Tortilla Revolution
I spent today being a revolutionary. It wasn’t with a gun or via a land-mark speech calling the oppressed to take to the streets. In fact many of you may find it hard to see the revolution in day to day life supporting a pacifist resistence organisation (Las Abejas) in a small Mexican village. Todays call of duty involved the following revolutionist tasks: I translated a speech denouncing government and paramilitary aggressions against their people, NAFTA’s effects (which for 2008 have increased in severity for the people of Chiapas) and the impunity governnent authors for the masacre 10 years and 1 month prior to yesterdays commemorative event; I went to a meeting to discuss how the various departments within the organisation could be better coordinating their abilities (the womens group, the independent radio, the chior, the area for economic development etc.); I had a meeting about a new project to sell locally grown corn in a cooperative shop run by a group of local women; I balanced the numbers to see if there is any nomey to be made from making tortillas locally for the directors of the organization instead of buying from the shady tortilla giant MASECA (I think the owner’s brother was a former president) who have a monopoly on tortillas in Mexico, and make tasteless tortillas!; we then went to put a proposal to 2 families to make the tortillas thus using local corn and local labour to deliver tastier tortillas, they seemed positive about the idea (it will pay about $1 an hour for labor and requires no increase in spending from the directors tight budget, which for here is a good rate of pay given that some work a full day on the land for $2.5).
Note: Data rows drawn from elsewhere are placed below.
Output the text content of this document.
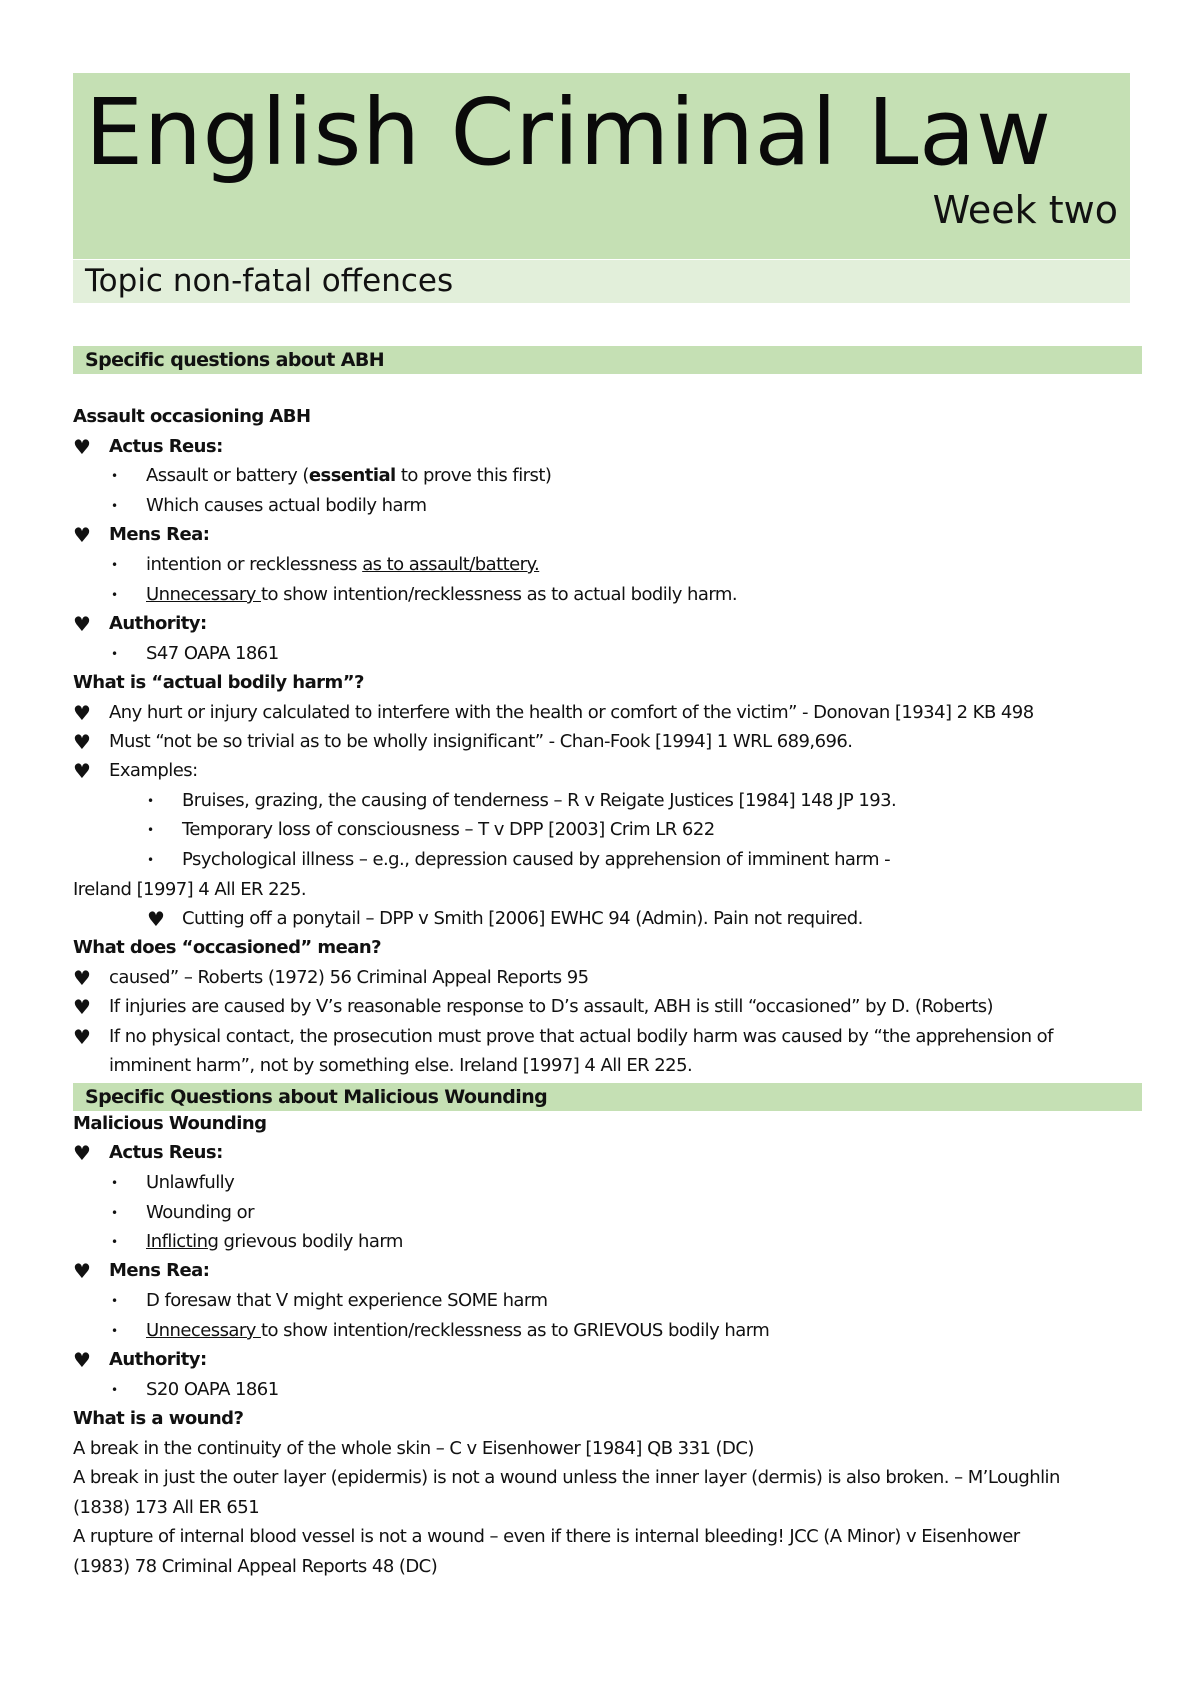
English Criminal Law
Week two
Topic non-fatal offences
Specific questions about ABH
Assault occasioning ABH
♥ Actus Reus:
• Assault or battery (essential to prove this first)
• Which causes actual bodily harm
♥ Mens Rea:
• intention or recklessness as to assault/battery.
• Unnecessary to show intention/recklessness as to actual bodily harm.
♥ Authority:
• S47 OAPA 1861
What is “actual bodily harm”?
♥ Any hurt or injury calculated to interfere with the health or comfort of the victim” - Donovan [1934] 2 KB 498
♥ Must “not be so trivial as to be wholly insignificant” - Chan-Fook [1994] 1 WRL 689,696.
♥ Examples:
• Bruises, grazing, the causing of tenderness – R v Reigate Justices [1984] 148 JP 193.
• Temporary loss of consciousness – T v DPP [2003] Crim LR 622
• Psychological illness – e.g., depression caused by apprehension of imminent harm -
Ireland [1997] 4 All ER 225.
♥ Cutting off a ponytail – DPP v Smith [2006] EWHC 94 (Admin). Pain not required.
What does “occasioned” mean?
♥ caused” – Roberts (1972) 56 Criminal Appeal Reports 95
♥ If injuries are caused by V’s reasonable response to D’s assault, ABH is still “occasioned” by D. (Roberts)
♥ If no physical contact, the prosecution must prove that actual bodily harm was caused by “the apprehension of
imminent harm”, not by something else. Ireland [1997] 4 All ER 225.
Specific Questions about Malicious Wounding
Malicious Wounding
♥ Actus Reus:
• Unlawfully
• Wounding or
• Inflicting grievous bodily harm
♥ Mens Rea:
• D foresaw that V might experience SOME harm
• Unnecessary to show intention/recklessness as to GRIEVOUS bodily harm
♥ Authority:
• S20 OAPA 1861
What is a wound?
A break in the continuity of the whole skin – C v Eisenhower [1984] QB 331 (DC)
A break in just the outer layer (epidermis) is not a wound unless the inner layer (dermis) is also broken. – M’Loughlin
(1838) 173 All ER 651
A rupture of internal blood vessel is not a wound – even if there is internal bleeding! JCC (A Minor) v Eisenhower
(1983) 78 Criminal Appeal Reports 48 (DC)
Revolution?
Maybe kind hearted development work but few would call it revolution. Well consider that the news for the evening is that a soft coup is about to take place in the morning. The elected president of the organisation who took charge just 3 weeks ago and is a founder of the organisation has been talking tough against the PRD (Partido de la Revolucion Democratico) and other major parties along with some hardline anti-capitalist rhetoric. This goes against the work of the organisation’s most recent leaders who have come to accept support both above and below the table from the PRD in a grey zone that has become increasingly black.
It’s not easy to fight capitalism. Even for a pacifist christion organisation who’ve paid in blood for their beliefs, (45 people were masacred in Acteal in 1997) the iron fist and the iron feather continue until the ultimate destruction. Creating fear on one side and hope on the other while buying off those in power and convincing others of the righteousness of the alternate path. The implications for me are that all the ways that I was thinking about trying to help the organisation remain in resistence have been neutralised. The work I have taken part in so far will still help the masses, who are unlikely to see rewards from the government kickbacks which reward the leaders for signing off that “there are no paramilitaries in Chiapas” and that the government wants to deliver on promices to respect the rights of the poor, indigenous people of Chiapas.
Some here say that this has all been played out before within the Abejas. My time here has been a real rollercoaster seeing more changes than you see in a decade in my countries benign version of politics (Australia). Here I have found a real mixture of ideals and ideas about how to achieve peace, justice and dignity of all.
Come to think of it maybe today wasn’t part of creating revolution. Maybe it was a lesson about the failure of soft revolution, and pacifist change, about the abuse of poverty for power and about the need for popular education above all else to maintain resistence.
Thinking about tomorrow: the indigenous people of Chiapas will still be poor, oppressed and endangered pawns in the capitcalist game; I won’t be working for a revolutionary organisation; politics is dirty and more subject to human flaws than I thought.